21st Sunday in Ordinary Time Year B

I have had the good fortune to visit many places of exceptional natural beauty.

Two stand out in my memory always; the Grand Canyon in Arizona, and Niagara Falls which border New York State in the USA and Ontario Canada.

Like many natural beauties, they can be experienced, however words fail to describe the experience with any accuracy.

“You will just have to see for yourself!” the person trying to describe will end up saying.

The same is true for great works of art, opera, musical composition. How does one put into words the different hues of blue in Van Gogh’s “Starry Night”, or the exquisite beauty in the harmony from Mozart’s duet ‘La ci darem la mano’ from the opera Don Giovanni, or Puccini’s B4, required of the tenor in the aria ‘Nesun Dorma’ from the opera Turandot?

I remember well while on a formation programme for Spiritual Directors one of the facilitators of the course saying quite definitely, “whenever you are sitting with another, and they preface their remarks by saying, ‘you are not going to believe this, but . . .’ or in a similar way saying, ‘this may sound silly to you, but . . . ‘ prick up your ears and pay close attention, they are about to attempt to put into words an experience of God!”

God’s ways are not our ways!

There is more truth to that than we normally think.

God is ineffable.

What that means is that God cannot be captured in our thoughts or pictured inside our imaginations.

This truth is one of the first things that the church affirms in its understanding of God, defining as a dogma at the Fourth Lateran Council in 1215 that God is so metaphysically different from anything we can know or imagine that all of our concepts and language about God are always more inadequate than adequate.

God can be known, but never imagined or captured in a thought.

Why not?

Why can we never form a picture of God or speak about God in adequate ways?

Because God is infinite and our minds are finite. Infinity, by definition, can never be circumscribed.

That might sound abstract, but it is not.

For example: Try to imagine the highest number to which it is possible to count?

Instantly you realize that this is an impossible task because numbers are infinite and there is always one more. It is impossible to conceive of the highest number.

This is even truer in terms of any imaginative picture we try to form of God and of how we try to imagine God’s existence.

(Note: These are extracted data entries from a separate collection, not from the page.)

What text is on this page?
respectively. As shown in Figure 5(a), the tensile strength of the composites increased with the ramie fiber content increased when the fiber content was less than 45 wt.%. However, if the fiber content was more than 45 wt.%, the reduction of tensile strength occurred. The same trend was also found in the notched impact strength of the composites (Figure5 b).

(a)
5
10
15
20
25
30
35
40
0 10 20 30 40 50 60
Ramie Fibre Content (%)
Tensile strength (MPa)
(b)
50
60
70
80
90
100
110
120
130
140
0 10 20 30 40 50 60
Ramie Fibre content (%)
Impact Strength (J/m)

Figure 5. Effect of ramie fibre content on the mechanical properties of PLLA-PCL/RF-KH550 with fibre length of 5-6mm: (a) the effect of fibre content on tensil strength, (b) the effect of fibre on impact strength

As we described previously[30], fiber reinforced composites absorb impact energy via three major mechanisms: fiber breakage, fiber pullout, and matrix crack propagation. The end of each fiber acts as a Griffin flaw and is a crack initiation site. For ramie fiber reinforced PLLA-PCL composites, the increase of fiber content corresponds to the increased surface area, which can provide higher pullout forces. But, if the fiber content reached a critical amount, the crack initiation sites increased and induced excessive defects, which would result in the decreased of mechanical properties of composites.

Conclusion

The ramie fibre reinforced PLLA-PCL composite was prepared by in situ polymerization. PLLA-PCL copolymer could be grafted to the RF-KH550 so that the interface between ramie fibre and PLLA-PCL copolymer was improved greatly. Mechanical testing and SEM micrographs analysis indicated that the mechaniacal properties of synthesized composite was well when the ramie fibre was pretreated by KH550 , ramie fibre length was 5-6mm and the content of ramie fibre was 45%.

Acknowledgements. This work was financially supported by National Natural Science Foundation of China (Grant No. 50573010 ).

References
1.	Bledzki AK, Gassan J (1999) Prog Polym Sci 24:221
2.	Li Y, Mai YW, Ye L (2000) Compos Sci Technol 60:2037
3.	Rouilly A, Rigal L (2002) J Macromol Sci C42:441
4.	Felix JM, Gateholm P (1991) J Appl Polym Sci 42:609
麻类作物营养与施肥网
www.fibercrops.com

God is infinite and infinity cannot be captured or imagined inside of any finite thought.

This is important to understand, not to safeguard some theoretical point, but for our understanding of faith.

We tend to identify a weak faith with a weak imagination, just as we tend to identify atheism with the incapacity to imagine the existence of God

Faith in God is not to be confused with the capacity or incapacity to imagine God’s existence.

Infinity cannot be circumscribed by the imagination.  All we say of God is true, but . . . there is always more.

With God it is always ‘not only but also’.

Many will have heard part or all of the duet titled ‘Au fond du temple saint’ from Bizet’s opera The Pearl Fishers (NZ Rail do the duet are huge disservice by using only a part of the duet as music to their TV commercial!).

My guess is that few would understand a word of it as it is sung in French!

Few would know that it is a song of reconciliation between friends who had fallen out!

However, if you close your eyes and listen with the ears of the heart, words and meaning have no purpose as you are caught up in the beauty of the sound.

My suggestion is, faith may be less about knowing, and more about enjoying.

If you wish to experience God, close off the eyes of your mind, open wide the ears of your soul and listen to the music your God is singing.